A self-assembling protein nanocage
June 10, 2014
University of Washington (UW) scientists have developed a new computational method for building new customized proteins that self-assemble (like biological systems) to revolutionize things like targeted delivery of drugs, vaccine development, and even electronic devices.
The work is based in the Rosetta macromolecular modeling package, which was developed by David Baker’s laboratory at the UW Institute for Protein Design, in collaboration with colleagues at UCLA and Janelia Farm.
The program was originally created to predict natural protein structures from amino acid sequences. Researchers are increasingly using Rosetta to design new protein structures and sequences aimed at solving real-world problems.
Reporting in the June 5 issue of Nature, the researchers describe the development and application of new Rosetta software enabling the design of novel protein nanomaterials composed of multiple copies of distinct protein subunits, which arrange themselves into higher order, symmetrical architectures.
A cage for delivering anti-cancer drugs
With the new software, the scientists were able to create five novel, 24-subunit cage-like protein nanomaterials. Importantly, the actual structures, the researchers observed, were in very close agreement with their computer modeling.
Their method depends on encoding pairs of protein amino acid sequences with the information needed to direct molecular assembly through protein-protein interfaces.
The interfaces not only provide the energetic forces that drive the assembly process, they also precisely orient the pairs of protein building blocks with the geometry required to yield the desired cage-like symmetric architectures.
Creating this cage-shaped protein, the scientists said, may be a first step towards building nanoscale containers.
According to UW translational investigator Neil King, who leads the new research, he looks forward to a time when cancer-drug molecules will be packaged inside of designed nanocages and delivered directly to tumor cells, sparing healthy cells.
(See previous KurzweilAI coverage of anti-cancer drug-delivery research here.)

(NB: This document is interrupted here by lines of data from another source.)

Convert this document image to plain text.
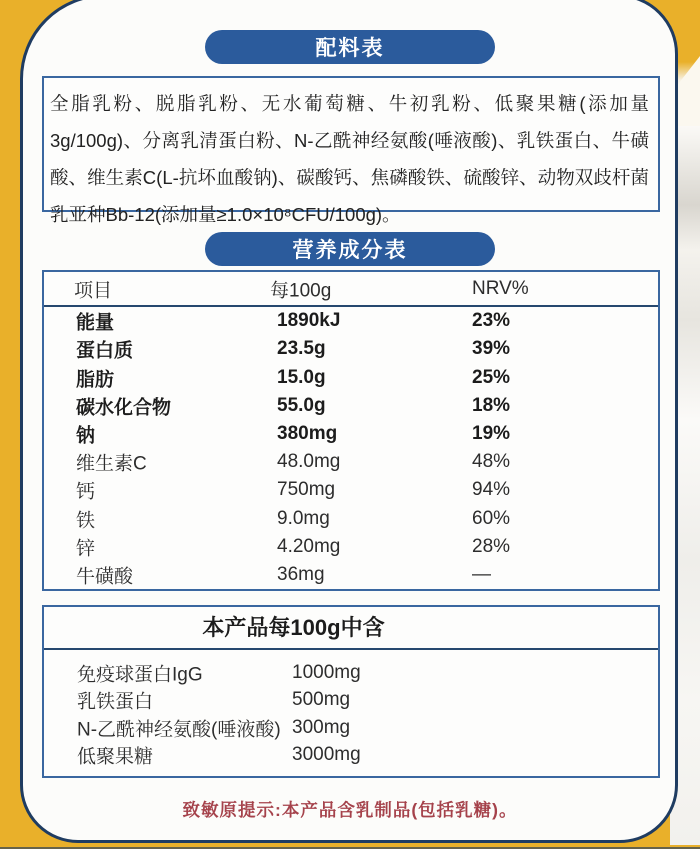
配料表

全脂乳粉、脱脂乳粉、无水葡萄糖、牛初乳粉、低聚果糖(添加量3g/100g)、分离乳清蛋白粉、N-乙酰神经氨酸(唾液酸)、乳铁蛋白、牛磺酸、维生素C(L-抗坏血酸钠)、碳酸钙、焦磷酸铁、硫酸锌、动物双歧杆菌乳亚种Bb-12(添加量≥1.0×10⁸CFU/100g)。

营养成分表
项目	每100g	NRV%
能量	1890kJ	23%
蛋白质	23.5g	39%
脂肪	15.0g	25%
碳水化合物	55.0g	18%
钠	380mg	19%
维生素C	48.0mg	48%
钙	750mg	94%
铁	9.0mg	60%
锌	4.20mg	28%
牛磺酸	36mg	—
本产品每100g中含
免疫球蛋白IgG	1000mg
乳铁蛋白	500mg
N-乙酰神经氨酸(唾液酸) 300mg
低聚果糖	3000mg
致敏原提示:本产品含乳制品(包括乳糖)。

The scientists note that combining just two types of symmetry elements, as in this study, can in theory give rise to a range of symmetrical shapes, such as cubic point groups, helices, layers, and crystals.
King explained that the immune system responds to repetitive, symmetric patterns, such as those on the surface of a virus or disease bacteria. Building nano-decoys may be a way train the immune system to attack certain types of pathogens.

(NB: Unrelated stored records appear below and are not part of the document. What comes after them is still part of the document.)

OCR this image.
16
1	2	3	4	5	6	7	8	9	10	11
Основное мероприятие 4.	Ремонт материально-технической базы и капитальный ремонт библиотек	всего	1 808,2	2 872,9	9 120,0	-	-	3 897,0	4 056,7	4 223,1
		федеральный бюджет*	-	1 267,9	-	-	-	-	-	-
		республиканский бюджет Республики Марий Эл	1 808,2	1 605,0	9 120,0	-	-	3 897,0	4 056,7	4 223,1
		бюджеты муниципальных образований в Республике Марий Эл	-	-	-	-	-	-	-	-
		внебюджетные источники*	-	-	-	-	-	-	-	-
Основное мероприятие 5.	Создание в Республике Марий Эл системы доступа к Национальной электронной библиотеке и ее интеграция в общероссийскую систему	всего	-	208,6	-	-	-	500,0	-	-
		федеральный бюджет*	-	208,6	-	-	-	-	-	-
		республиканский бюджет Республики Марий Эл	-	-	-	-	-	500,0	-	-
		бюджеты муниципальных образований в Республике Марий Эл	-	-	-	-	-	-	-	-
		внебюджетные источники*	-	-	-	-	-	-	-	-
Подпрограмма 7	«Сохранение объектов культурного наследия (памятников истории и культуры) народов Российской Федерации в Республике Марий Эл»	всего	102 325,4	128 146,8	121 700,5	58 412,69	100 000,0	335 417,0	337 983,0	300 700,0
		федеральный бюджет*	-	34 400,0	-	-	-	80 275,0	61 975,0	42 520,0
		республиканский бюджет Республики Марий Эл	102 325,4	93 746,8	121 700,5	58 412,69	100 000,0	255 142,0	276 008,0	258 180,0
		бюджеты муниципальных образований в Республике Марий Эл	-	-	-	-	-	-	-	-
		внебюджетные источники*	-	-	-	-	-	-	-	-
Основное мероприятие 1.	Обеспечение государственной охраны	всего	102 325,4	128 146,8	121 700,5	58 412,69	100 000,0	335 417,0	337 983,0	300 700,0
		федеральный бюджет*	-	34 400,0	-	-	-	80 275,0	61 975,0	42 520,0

From vaccines to clean energy
“This concept may become the foundation for vaccines based on engineered nanomaterials,” King said. Further down the road, he and Bale anticipate that these design methods can also be used for developing new clean-energy technologies.
The scientists added in their report, “The precise control over interface geometry offered by our method enables the design of two-component protein nanomaterials with diverse nanoscale features, such as surfaces, pores, and internal volumes, with high accuracy.”
They said the combinations possible with two-component materials greatly expand the number and variety of potential nanomaterials that could be designed. It may even may be possible to produce nanomaterials in a variety of sizes, shapes and arrangements, and also move on to construct increasingly more complex materials from more than two components, and even be programmable, they said.
This project was supported with funding from the Howard Hughes Medical Institute, the National Science Foundation, the International Vaccine Initiative, the U.S. Air Force Office of Scientific Research, and the U.S. Department of Energy.
Abstract of Nature paper
The self-assembly of proteins into highly ordered nanoscale architectures is a hallmark of biological systems. The sophisticated functions of these molecular machines have inspired the development of methods to engineer self-assembling protein nanostructures; however, the design of multi-component protein nanomaterials with high accuracy remains an outstanding challenge. Here we report a computational method for designing protein nanomaterials in which multiple copies of two distinct subunits co-assemble into a specific architecture. We use the method to design five 24-subunit cage-like protein nanomaterials in two distinct symmetric architectures and experimentally demonstrate that their structures are in close agreement with the computational design models. The accuracy of the method and the number and variety of two-component materials that it makes accessible suggest a route to the construction of functional protein nanomaterials tailored to specific applications.